LED is a solid-state light source component with high hardness and strength. It is not like traditional light sources that are mainly made of glass and are not easily dropped or impact-resistant. It can also be combined with different phosphor designs or configuration designs to produce light source effects with various characteristics. The entire component does not contain mercury and has a life cycle of more than 50,000 hours. The life of LED is much higher than that of incandescent lamps, which can only operate for 1,000 hours.

There are still key issues to be overcome in introducing daily life applications

Due to the differences in the physical properties of LED original devices, the concept of making a light source system is very different from traditional design and requires more technical and professional assistance.

LED bulb design is relatively compact in space, so the integration of related circuits must rely on integrated chips to achieve the design goals.

1. Optical design

LED light sources are highly efficient point light sources. Such overly concentrated light sources have many problems in traditional applications. For example, if used as a desk lamp, the light pattern at close range will be uneven. Even though LEDs have a wide range of color control flexibility and good energy efficiency, they will affect the user experience when used in daily lighting applications. Point light sources must use optical lenses or structural designs (lenses, light-guiding materials) to produce light patterns similar to those of traditional lamps, which will increase the cost of the lamps and make it difficult to break through the physical properties of optics in a compact configuration design.

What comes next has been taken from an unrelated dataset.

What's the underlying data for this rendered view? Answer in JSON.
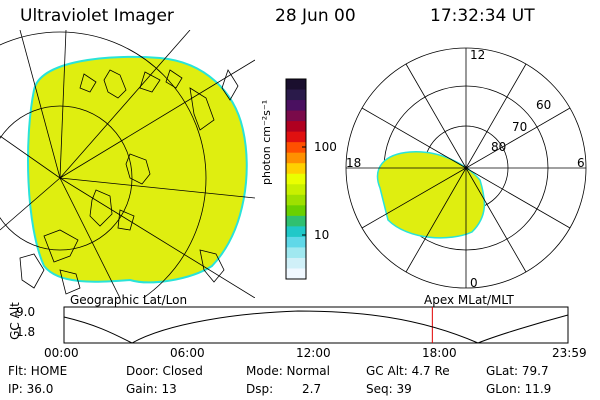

2. Heat dissipation design

Similarly, the LED component itself is a point light source. When the component emits light, the temperature generated will be excessively concentrated on a single point. If the heat dissipation is not effectively handled, the component will burn out and even shorten its service life! In addition to the component itself, it needs to be designed for heat dissipation enhancement, such as improving the chip gold wire or the design technology of the carrier board to achieve self-heat dissipation design. Even so, the heat source will still be excessively concentrated at the point position of the lamp. How to improve the processing ability of node temperature control through active and passive heat dissipation design of external components has become a technical gap in related lamp design.

3. Drive and control circuit design

In actual application, LED driving still needs a lot of electronic circuits to assist in order to achieve high efficiency. However, for the dimming design of general incandescent lamps, if you want to implement it on new LED light sources, you must adjust the power supply through DC power supply control. At this time, if you consider energy consumption and power efficiency at the same time, the complexity of the driving electronic circuit will be greatly increased. The existing design will use a large number of independent components to cause discrete design problems of the system, so that the overall energy saved will be consumed in related circuits.

Currently, component manufacturers have adopted a single-chip dimmable control IC design, so that lighting manufacturers do not need to redevelop the matching circuits for different lamps. Using ready-made solutions can achieve an operating experience that is comparable to that of old light sources, and can also achieve higher efficiency and energy-saving benefits.

The E27 type LED energy-saving bulb consumes only 6 watts of power.

4. Power conversion circuit design

LEDs are generally driven by DC, but AC LEDs have more application flexibility and advantages in actual applications, so it is also a very important trend in the development of LED light sources! Especially since the general source of electricity for daily life is AC power, if we want to quickly popularize LED light sources in daily life applications, developing AC-designed LED products is the key to the rapid growth of related applications.